Among SDL's processes is code review: examining old code that's been reused from earlier software and just-crafted code for possible security problems. Windows Vista, which was also developed using SDL's strategies, has taken heat recently for containing a bug in the animated cursor code, which was grabbed from Windows 2000, a seven-year-old operating system.
Edwards assured Office 2007 users that all legacy code had been thoroughly checked. "Every bit of that code still had to go through the SDL proofing tools," he said. During the SDL review, the Office 2007 team also checked the Office 2003 code responsible for numerous vulnerabilities throughout 2006 that allowed bugs in Word, Excel and PowerPoint to be used for targeted attacks. "We looked at those to see if they were impacting 2007, but they did not affect the 2007 code base."

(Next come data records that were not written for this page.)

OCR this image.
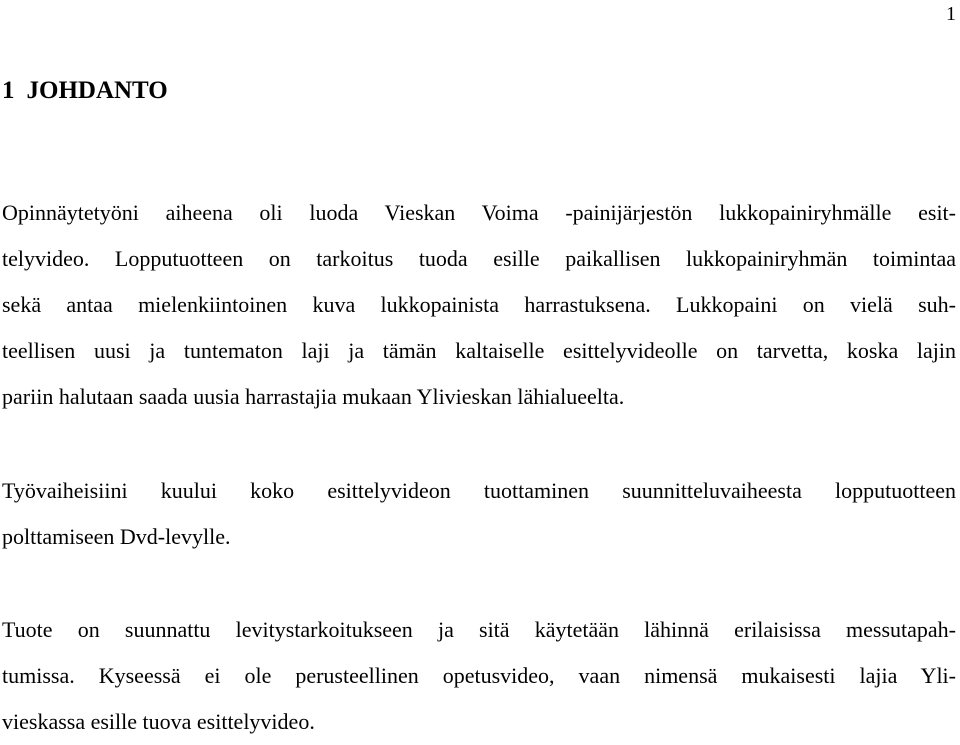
1
1 JOHDANTO
Opinnäytetyöni aiheena oli luoda Vieskan Voima -painijärjestön lukkopainiryhmälle esit-
telyvideo. Lopputuotteen on tarkoitus tuoda esille paikallisen lukkopainiryhmän toimintaa
sekä antaa mielenkiintoinen kuva lukkopainista harrastuksena. Lukkopaini on vielä suh-
teellisen uusi ja tuntematon laji ja tämän kaltaiselle esittelyvideolle on tarvetta, koska lajin
pariin halutaan saada uusia harrastajia mukaan Ylivieskan lähialueelta.
Työvaiheisiini kuului koko esittelyvideon tuottaminen suunnitteluvaiheesta lopputuotteen
polttamiseen Dvd-levylle.
Tuote on suunnattu levitystarkoitukseen ja sitä käytetään lähinnä erilaisissa messutapah-
tumissa. Kyseessä ei ole perusteellinen opetusvideo, vaan nimensä mukaisesti lajia Yli-
vieskassa esille tuova esittelyvideo.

Significant security improvements, Edwards added, were also made in Office 2007's encryption, in how users interact with the applications to finesse security options and in the tools for stripping out confidential information before passing documents to others.
Some of the security changes made in Office 2007 will also migrate downward to Office 2003 in a future service pack for the older suite, he said. Other than acknowledging that Microsoft would issue an update to Office 2003, however, Edwards refused to spell out details, such as what might make it into the service pack or when it would be released. The last Office 2003 update, SP2, appeared in September 2005.
"It's real early to have those conversations," Edwards said when asked about the service pack's specifics.
He was more forthcoming about a security guide for Office 2007 that's also in the works. Like the already-released Windows Vista Security Guide, the Office 2007 version will be aimed at IT administrators and security professionals. "It's not Microsoft's view of how to configure Office 2007, but what works in the real world," said Edwards.
The guide, which will enter an open beta this summer, is due out before the end of the year.